Les achats sur internet sont devenus pour beaucoup une habitude. Les chiffres le prouvent d’ailleurs. En 2020, le secteur du commerce et de la vente à distance représentait une hausse de 112 milliards, soit une croissance de 8.5% sur 1 an. Pourtant, les achats électroniques ne sont pas sans risque et peuvent même s’avérer dangereux. Ainsi, la sécurité et la conformité des produits non alimentaires vendus sur internet est un combat de tous les instants menés de front par la Commission Européenne et l’OCDE. Depuis 2018, la DGCCRF (direction générale de la concurrence, de la consommation et de la répression des fraudes) s’est associée à ces instances dans le combat. C’est dans ce contexte qu’elle publie chaque année un rapport. Son objectif est de vérifier la sécurité et la conformité des produits qui sont proposés à la vente. Il y a un mois, le 15 octobre 2021, la DGCCRF a publié son nouveau rapport. Retour sur son contexte et son contenu.

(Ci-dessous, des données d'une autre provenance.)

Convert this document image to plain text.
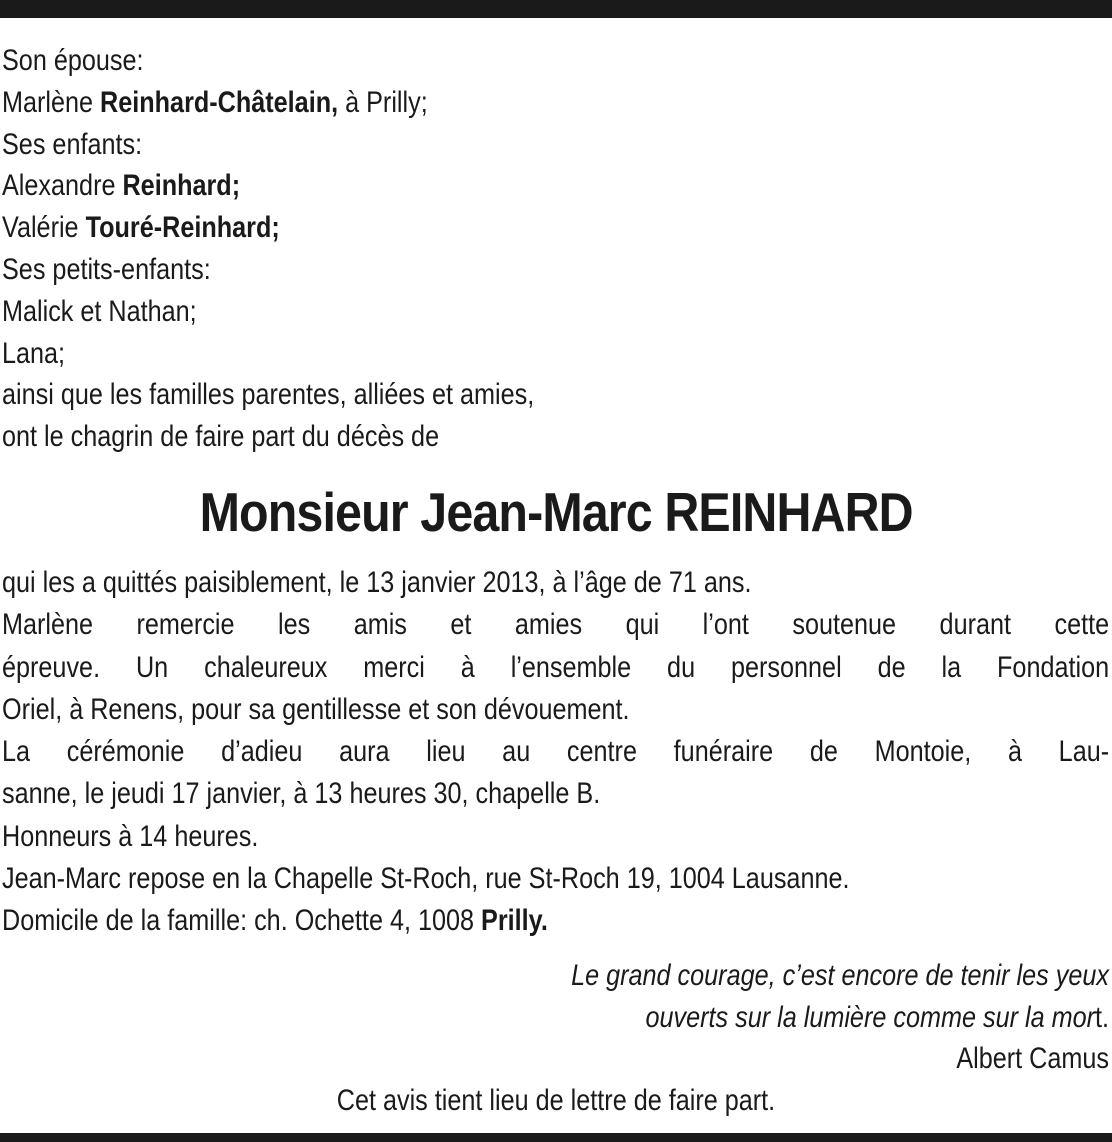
Son épouse:
Marlène Reinhard-Châtelain, à Prilly;
Ses enfants:
Alexandre Reinhard;
Valérie Touré-Reinhard;
Ses petits-enfants:
Malick et Nathan;
Lana;
ainsi que les familles parentes, alliées et amies,
ont le chagrin de faire part du décès de
Monsieur Jean-Marc REINHARD
qui les a quittés paisiblement, le 13 janvier 2013, à l’âge de 71 ans.
Marlène remercie les amis et amies qui l’ont soutenue durant cette
épreuve. Un chaleureux merci à l’ensemble du personnel de la Fondation
Oriel, à Renens, pour sa gentillesse et son dévouement.
La cérémonie d’adieu aura lieu au centre funéraire de Montoie, à Lau-
sanne, le jeudi 17 janvier, à 13 heures 30, chapelle B.
Honneurs à 14 heures.
Jean-Marc repose en la Chapelle St-Roch, rue St-Roch 19, 1004 Lausanne.
Domicile de la famille: ch. Ochette 4, 1008 Prilly.
Le grand courage, c’est encore de tenir les yeux
ouverts sur la lumière comme sur la mort.
Albert Camus
Cet avis tient lieu de lettre de faire part.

Le contexte est tout simplement un contexte de croissance : croissance des achats sur internet, croissance du nombre de Market Place. Cette émergence et développement exponentiel des Market Place s’explique par le fait que le consommateur préfère d’avantage se fournir auprès des places de marché plutôt qu’auprès des vendeurs disposant d’une faible notoriété. Cependant, les produits vendus ne sont pas gérés directement par les places de marché. En clair, les places de marchés ne sont que des intermédiaires permettant de mettre en relation un client et un vendeur. La problématique est qu’elles ne sont pas tenues de vérifier la conformité des produits. Les vendeurs quant à eux soit ne connaissent pas la réglementation en vigueur soit ne souhaitent pas la respecter. Dans tous les cas, cela aboutit au même résultat ; les produits vendus ne sont pas conformes et sont parfois même dangereux.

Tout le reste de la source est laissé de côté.